Prompt: None (testing how to write Jack Vessalius)

Rating: K+

Warnings: Nah

I was randomly stricken with the muse to write him? This was me trying to establish how he thinks of himself and others mostly.


It's alright if they hate him—that's what he says to himself. In fact, it's almost a funny notion, that he could be someone who could be hated, being that he is hardly someone in the sense that one is a collection of cohesive thoughts and feelings that entwine to create a personality and pattern of behaviors. There is only one thing cohesive about him, after all, and it is not him at all.

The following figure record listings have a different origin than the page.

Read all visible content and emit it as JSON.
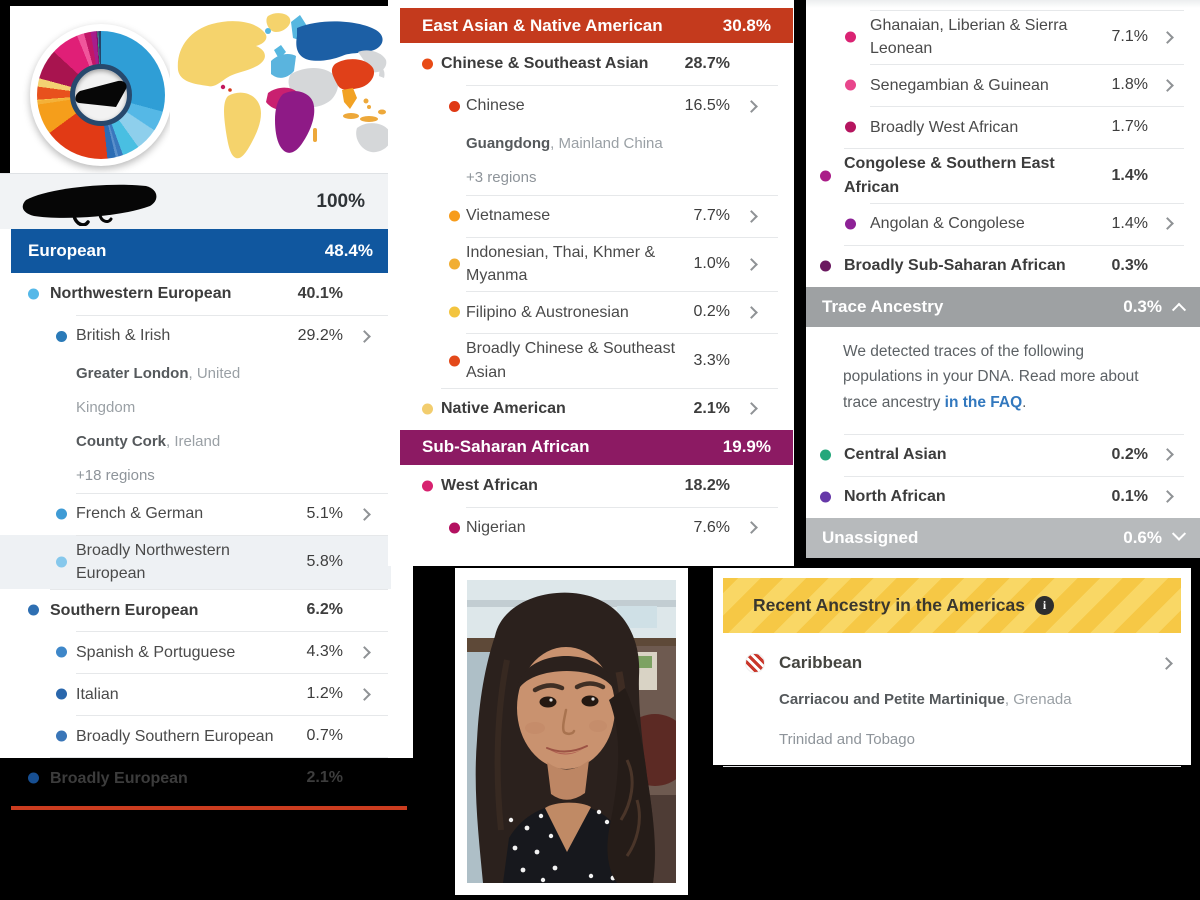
{
  "colors": {
    "european_header": "#10579f",
    "east_asian_header": "#c43a1d",
    "subsaharan_header": "#8c1a63",
    "trace_header": "#9ea1a3",
    "unassigned_header": "#b7babc",
    "americas_yellow": "#f6c845",
    "left_red_bar": "#cb3c1f",
    "link_blue": "#3278be"
  },
  "left_panel": {
    "donut": {
      "segments": [
        {
          "label": "British & Irish",
          "value": 29.2,
          "color": "#2f9ed6"
        },
        {
          "label": "French & German",
          "value": 5.1,
          "color": "#55b8e6"
        },
        {
          "label": "Broadly Northwestern European",
          "value": 5.8,
          "color": "#8ecfec"
        },
        {
          "label": "Spanish & Portuguese",
          "value": 4.3,
          "color": "#49bfe2"
        },
        {
          "label": "Italian",
          "value": 1.2,
          "color": "#3a77bd"
        },
        {
          "label": "Broadly Southern European",
          "value": 0.7,
          "color": "#5a8fca"
        },
        {
          "label": "Broadly European",
          "value": 2.1,
          "color": "#2b6cb4"
        },
        {
          "label": "Chinese",
          "value": 16.5,
          "color": "#e13a15"
        },
        {
          "label": "Vietnamese",
          "value": 7.7,
          "color": "#f59e1b"
        },
        {
          "label": "Indonesian, Thai, Khmer & Myanma",
          "value": 1.0,
          "color": "#f4b139"
        },
        {
          "label": "Filipino & Austronesian",
          "value": 0.2,
          "color": "#f6c94a"
        },
        {
          "label": "Broadly Chinese & Southeast Asian",
          "value": 3.3,
          "color": "#e8511d"
        },
        {
          "label": "Native American",
          "value": 2.1,
          "color": "#f3d172"
        },
        {
          "label": "Nigerian",
          "value": 7.6,
          "color": "#a8144f"
        },
        {
          "label": "Ghanaian, Liberian & Sierra Leonean",
          "value": 7.1,
          "color": "#e01f77"
        },
        {
          "label": "Senegambian & Guinean",
          "value": 1.8,
          "color": "#f0569c"
        },
        {
          "label": "Broadly West African",
          "value": 1.7,
          "color": "#c21667"
        },
        {
          "label": "Angolan & Congolese",
          "value": 1.4,
          "color": "#a81c8c"
        },
        {
          "label": "Broadly Sub-Saharan African",
          "value": 0.3,
          "color": "#7a1566"
        },
        {
          "label": "Central Asian",
          "value": 0.2,
          "color": "#2aa87c"
        },
        {
          "label": "North African",
          "value": 0.1,
          "color": "#6a3ab2"
        },
        {
          "label": "Unassigned",
          "value": 0.6,
          "color": "#24456b"
        }
      ]
    },
    "map_colors": {
      "americas": "#f5d36c",
      "nw_europe": "#56b7e0",
      "europe": "#4aa3d8",
      "east_europe_russia": "#1c5fa5",
      "china": "#e04019",
      "se_asia": "#f2a224",
      "islands": "#eda83a",
      "west_africa": "#c92070",
      "africa": "#8e1a86",
      "other_land": "#d5d7d9"
    },
    "total_row": {
      "percent": "100%",
      "name_redacted": true
    },
    "sections": [
      {
        "header": {
          "label": "European",
          "percent": "48.4%",
          "bg": "#10579f"
        },
        "rows": [
          {
            "label": "Northwestern European",
            "percent": "40.1%",
            "level": 1,
            "bullet": "#55b8e8"
          },
          {
            "label": "British & Irish",
            "percent": "29.2%",
            "level": 2,
            "bullet": "#2a7ab8",
            "chevron": true,
            "sublines": [
              {
                "strong": "Greater London",
                "rest": ", United Kingdom"
              },
              {
                "strong": "County Cork",
                "rest": ", Ireland"
              },
              {
                "strong": "",
                "rest": "+18 regions",
                "muted": true
              }
            ]
          },
          {
            "label": "French & German",
            "percent": "5.1%",
            "level": 2,
            "bullet": "#3f9bd5",
            "chevron": true
          },
          {
            "label": "Broadly Northwestern European",
            "percent": "5.8%",
            "level": 2,
            "bullet": "#86c8ec",
            "highlight": true
          },
          {
            "label": "Southern European",
            "percent": "6.2%",
            "level": 1,
            "bullet": "#2e6fb2"
          },
          {
            "label": "Spanish & Portuguese",
            "percent": "4.3%",
            "level": 2,
            "bullet": "#3e87c9",
            "chevron": true
          },
          {
            "label": "Italian",
            "percent": "1.2%",
            "level": 2,
            "bullet": "#2a67ac",
            "chevron": true
          },
          {
            "label": "Broadly Southern European",
            "percent": "0.7%",
            "level": 2,
            "bullet": "#3a76b8"
          },
          {
            "label": "Broadly European",
            "percent": "2.1%",
            "level": 1,
            "bullet": "#174f92"
          }
        ]
      }
    ]
  },
  "middle_panel": {
    "sections": [
      {
        "header": {
          "label": "East Asian & Native American",
          "percent": "30.8%",
          "bg": "#c43a1d"
        },
        "rows": [
          {
            "label": "Chinese & Southeast Asian",
            "percent": "28.7%",
            "level": 1,
            "bullet": "#e84b16"
          },
          {
            "label": "Chinese",
            "percent": "16.5%",
            "level": 2,
            "bullet": "#df3914",
            "chevron": true,
            "sublines": [
              {
                "strong": "Guangdong",
                "rest": ", Mainland China"
              },
              {
                "strong": "",
                "rest": "+3 regions",
                "muted": true
              }
            ]
          },
          {
            "label": "Vietnamese",
            "percent": "7.7%",
            "level": 2,
            "bullet": "#f79c1b",
            "chevron": true
          },
          {
            "label": "Indonesian, Thai, Khmer & Myanma",
            "percent": "1.0%",
            "level": 2,
            "bullet": "#f1ae33",
            "chevron": true,
            "wrap": true
          },
          {
            "label": "Filipino & Austronesian",
            "percent": "0.2%",
            "level": 2,
            "bullet": "#f3c43f",
            "chevron": true
          },
          {
            "label": "Broadly Chinese & Southeast Asian",
            "percent": "3.3%",
            "level": 2,
            "bullet": "#e3491a",
            "wrap": true
          },
          {
            "label": "Native American",
            "percent": "2.1%",
            "level": 1,
            "bullet": "#f2cd6e",
            "chevron": true
          }
        ]
      },
      {
        "header": {
          "label": "Sub-Saharan African",
          "percent": "19.9%",
          "bg": "#8c1a63"
        },
        "rows": [
          {
            "label": "West African",
            "percent": "18.2%",
            "level": 1,
            "bullet": "#d7226f"
          },
          {
            "label": "Nigerian",
            "percent": "7.6%",
            "level": 2,
            "bullet": "#b31160",
            "chevron": true
          }
        ]
      }
    ]
  },
  "right_panel": {
    "sections": [
      {
        "rows": [
          {
            "label": "Ghanaian, Liberian & Sierra Leonean",
            "percent": "7.1%",
            "level": 2,
            "bullet": "#da2373",
            "chevron": true,
            "wrap": true
          },
          {
            "label": "Senegambian & Guinean",
            "percent": "1.8%",
            "level": 2,
            "bullet": "#e8468c",
            "chevron": true
          },
          {
            "label": "Broadly West African",
            "percent": "1.7%",
            "level": 2,
            "bullet": "#b5155f"
          },
          {
            "label": "Congolese & Southern East African",
            "percent": "1.4%",
            "level": 1,
            "bullet": "#aa1d88"
          },
          {
            "label": "Angolan & Congolese",
            "percent": "1.4%",
            "level": 2,
            "bullet": "#8d2296",
            "chevron": true
          },
          {
            "label": "Broadly Sub-Saharan African",
            "percent": "0.3%",
            "level": 1,
            "bullet": "#6b1a60"
          }
        ]
      },
      {
        "header": {
          "label": "Trace Ancestry",
          "percent": "0.3%",
          "bg": "#9ea1a3",
          "chevron": "up"
        },
        "paragraph": {
          "before": "We detected traces of the following populations in your DNA. Read more about trace ancestry ",
          "link": "in the FAQ",
          "after": "."
        },
        "rows": [
          {
            "label": "Central Asian",
            "percent": "0.2%",
            "level": 1,
            "bullet": "#25a77b",
            "chevron": true
          },
          {
            "label": "North African",
            "percent": "0.1%",
            "level": 1,
            "bullet": "#6638a8",
            "chevron": true
          }
        ]
      },
      {
        "header": {
          "label": "Unassigned",
          "percent": "0.6%",
          "bg": "#b7babc",
          "chevron": "down"
        },
        "rows": []
      }
    ]
  },
  "americas_panel": {
    "header": {
      "label": "Recent Ancestry in the Americas",
      "info_icon": "i"
    },
    "row": {
      "label": "Caribbean",
      "chevron": true
    },
    "sublines": [
      {
        "strong": "Carriacou and Petite Martinique",
        "rest": ", Grenada"
      },
      {
        "strong": "",
        "rest": "Trinidad and Tobago",
        "muted": true
      }
    ]
  },
  "photo": {
    "description": "selfie portrait of a woman with dark wavy hair wearing a black polka-dot top"
  }
}
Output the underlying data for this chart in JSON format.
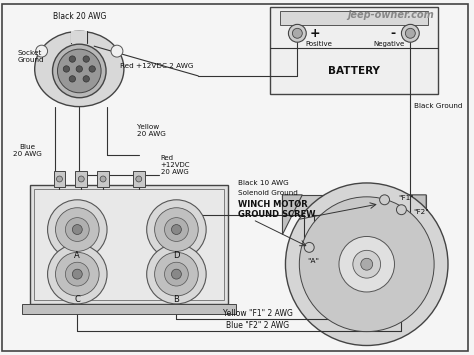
{
  "background_color": "#f5f5f5",
  "watermark": "jeep-owner.com",
  "labels": {
    "black_20awg": "Black 20 AWG",
    "socket_ground": "Socket\nGround",
    "blue_20awg": "Blue\n20 AWG",
    "yellow_20awg": "Yellow\n20 AWG",
    "red_12vdc_top": "Red +12VDC 2 AWG",
    "red_12vdc": "Red\n+12VDC\n20 AWG",
    "black_10awg": "Black 10 AWG",
    "solenoid_ground": "Solenoid Ground",
    "black_ground": "Black Ground",
    "winch_motor": "WINCH MOTOR\nGROUND SCREW",
    "battery": "BATTERY",
    "positive": "Positive",
    "negative": "Negative",
    "plus": "+",
    "minus": "-",
    "f1": "\"F1\"",
    "f2": "\"F2\"",
    "a_terminal": "\"A\"",
    "yellow_f1": "Yellow \"F1\" 2 AWG",
    "blue_f2": "Blue \"F2\" 2 AWG",
    "A": "A",
    "B": "B",
    "C": "C",
    "D": "D"
  }
}
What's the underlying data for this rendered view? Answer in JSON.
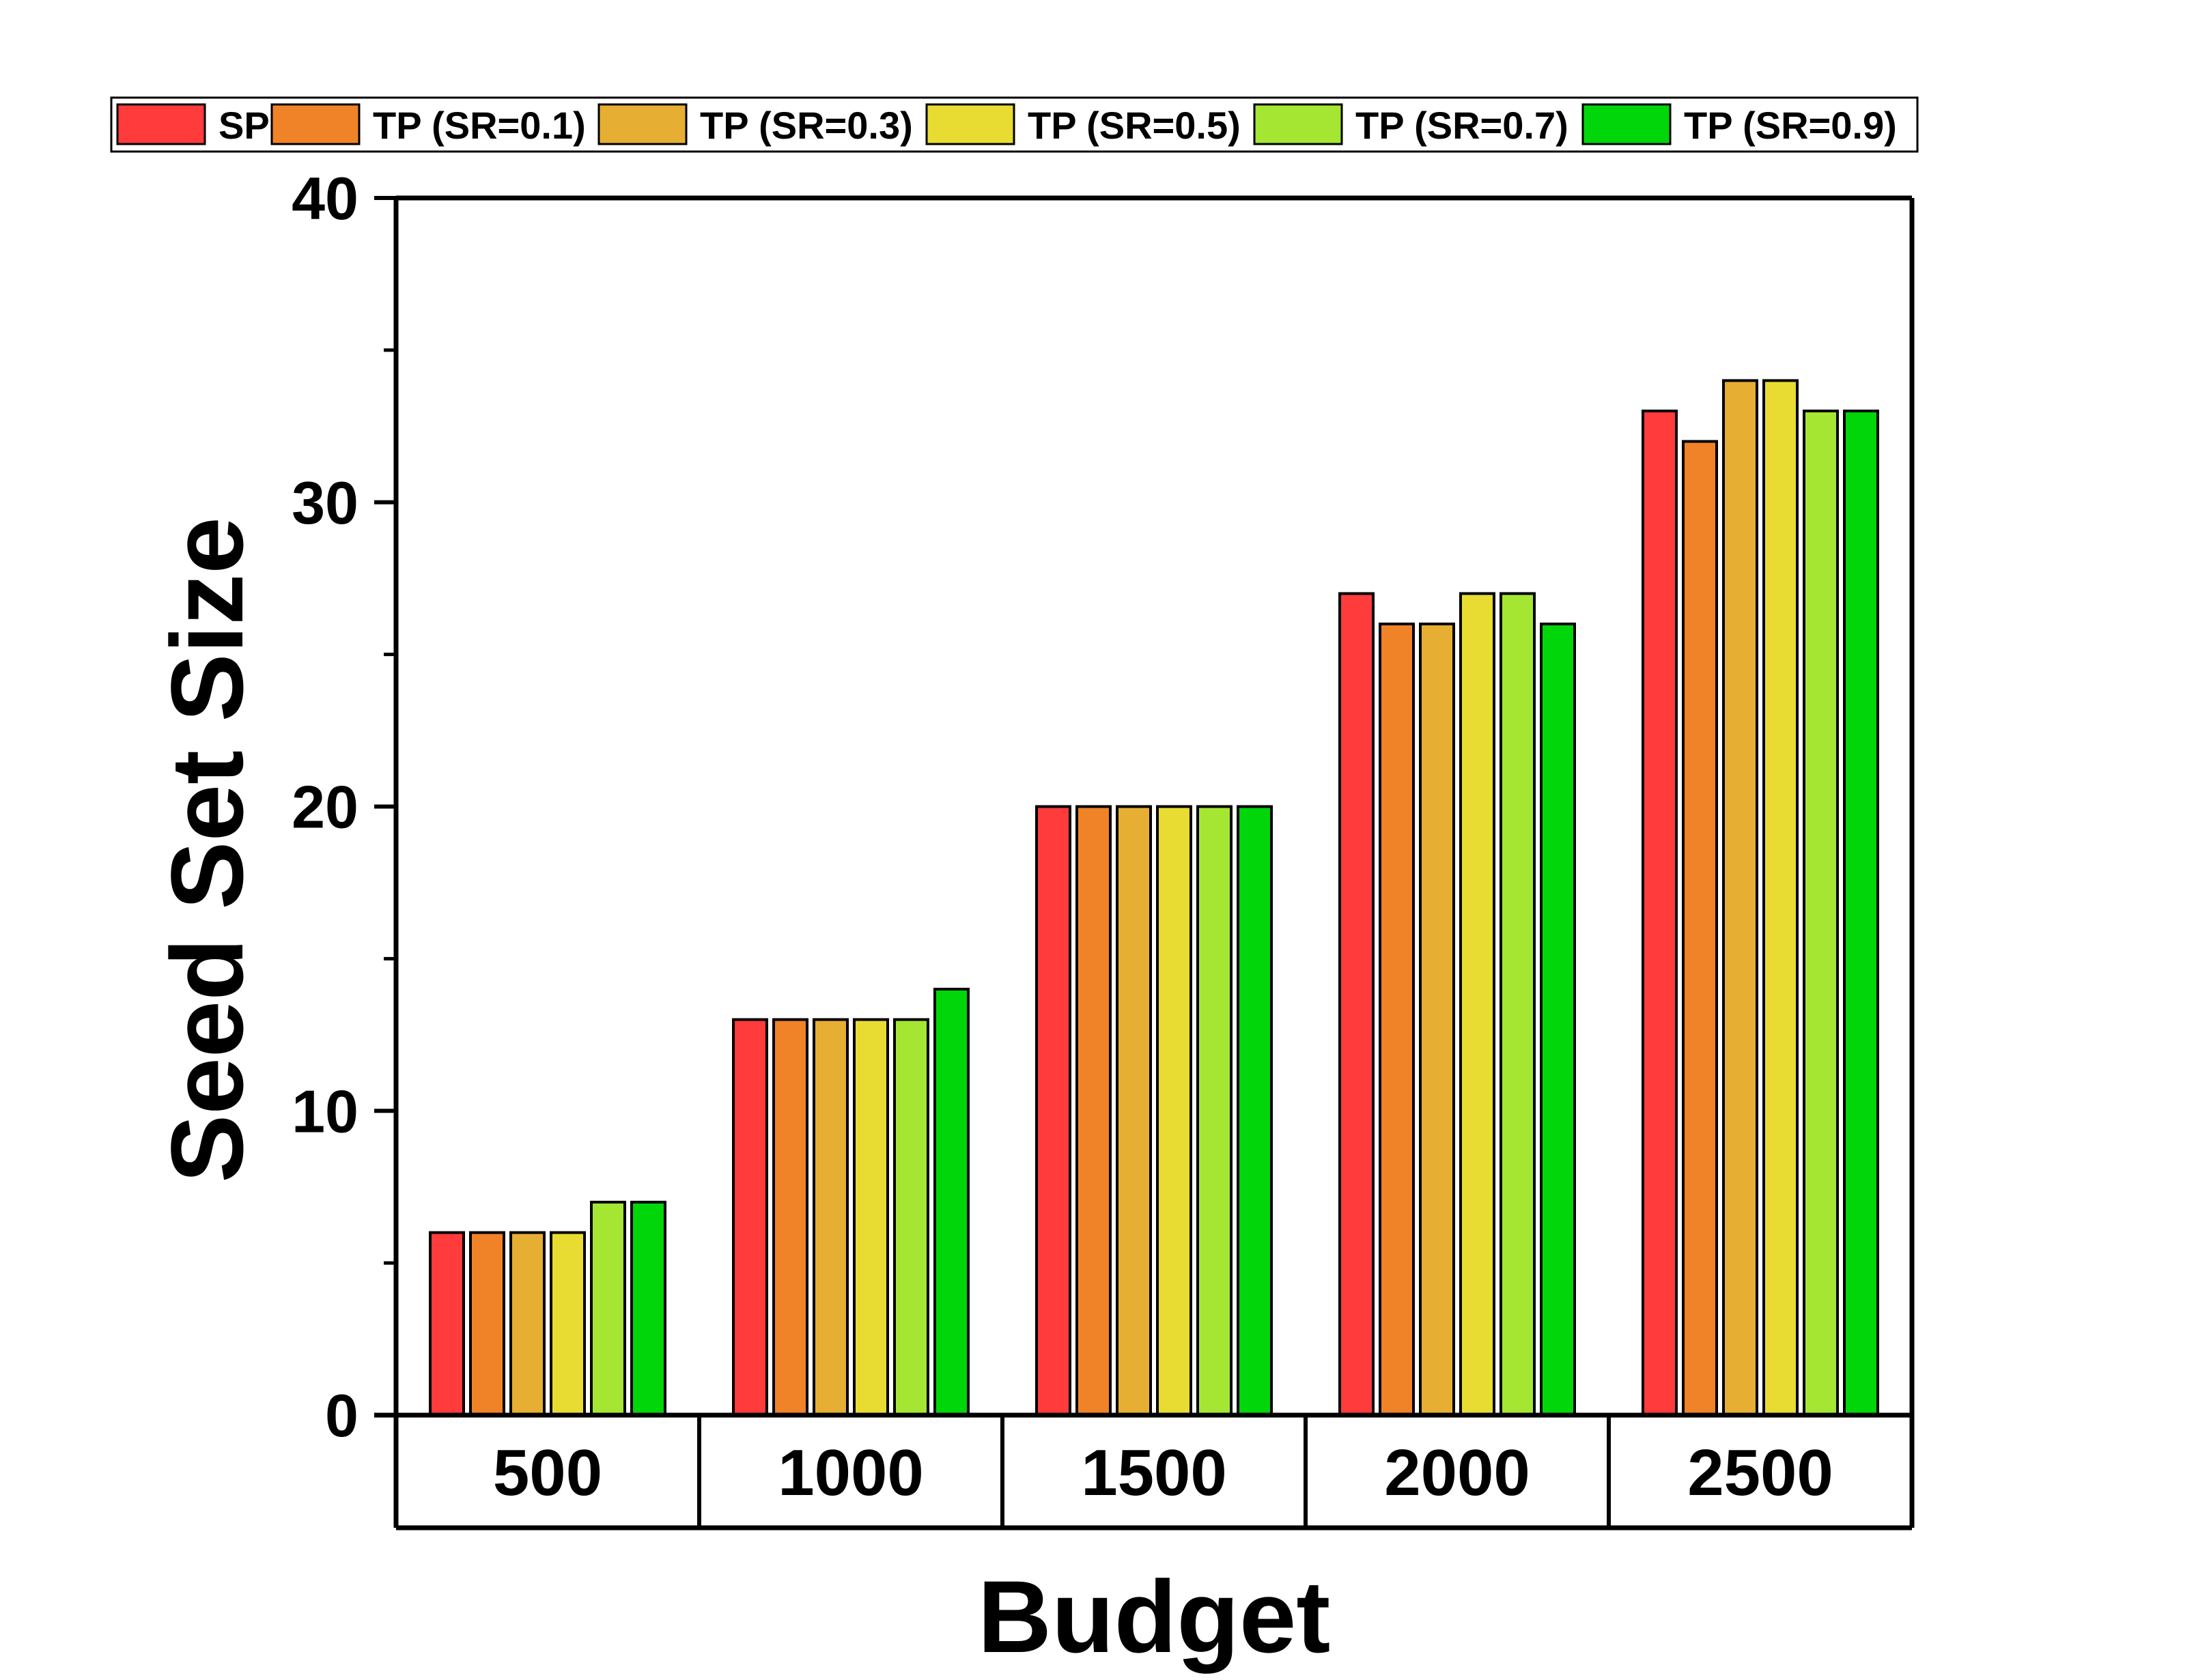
{
  "chart_data": {
    "type": "bar",
    "xlabel": "Budget",
    "ylabel": "Seed Set Size",
    "ylim": [
      0,
      40
    ],
    "yticks": [
      0,
      10,
      20,
      30,
      40
    ],
    "categories": [
      "500",
      "1000",
      "1500",
      "2000",
      "2500"
    ],
    "legend_position": "top",
    "series": [
      {
        "name": "SP",
        "color": "#FF3B3B",
        "values": [
          6,
          13,
          20,
          27,
          33
        ]
      },
      {
        "name": "TP (SR=0.1)",
        "color": "#F08228",
        "values": [
          6,
          13,
          20,
          26,
          32
        ]
      },
      {
        "name": "TP (SR=0.3)",
        "color": "#E6AE32",
        "values": [
          6,
          13,
          20,
          26,
          34
        ]
      },
      {
        "name": "TP (SR=0.5)",
        "color": "#E8DC32",
        "values": [
          6,
          13,
          20,
          27,
          34
        ]
      },
      {
        "name": "TP (SR=0.7)",
        "color": "#A5E632",
        "values": [
          7,
          13,
          20,
          27,
          33
        ]
      },
      {
        "name": "TP (SR=0.9)",
        "color": "#00D60A",
        "values": [
          7,
          14,
          20,
          26,
          33
        ]
      }
    ]
  }
}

( it's her, it's always been her. )

There is irony in the fact that his soul is a broken thing, scattered across the fragments his own Chain tore it into (not quite, for the thing couldn't think then, but by her daughter's order and hand such was done), embedded in shards of memories that he shared with her flesh and blood. He is not sure that his soul was ever whole, not for more than a fraction of a second when she smiled or sang or breathed the same air as him. Those moments should have been the eternal ones, not this fractured stillness; his body is very much alive, but his mind is so literally broken that he thinks perhaps if he had just died he could have sunk deep into the Abyss and his fragments and hers could have at least been a part of the same air.

But it will not let him die—he isn't sure what it is, here, whether it's her daughter (he probably deserves her ire) or some greater force of Fate (he probably deserves its disdain even more) or even her (he'd be overjoyed if she bothered to feel that toward him). He's a ghost in all but the truest sense, a spirit with a body animated by some sort of demon, a person who's always been completely empty.

Still, for as dead as he is, he decided to give that thing a chance at living as a human; maybe it would understand, then, how dreadful it is to be such a being, how weak and hopeless they are—would it understand him, then? He can't say he cares (but his words don't mean anything); he doesn't mind if it hates him for stealing back his body, either. His intentions are pure—warped, perhaps, but they are singular indeed, unlike his actions and words and thoughts and feelings and honestly, he has no way of knowing if the reasons they hate him are parts of him at all.

That's why it doesn't matter—whatever they think of him is alright. No matter what people think or feel or do, his singular consistency will not change: he will return to her, and bring this entire world with him as his welcoming gift.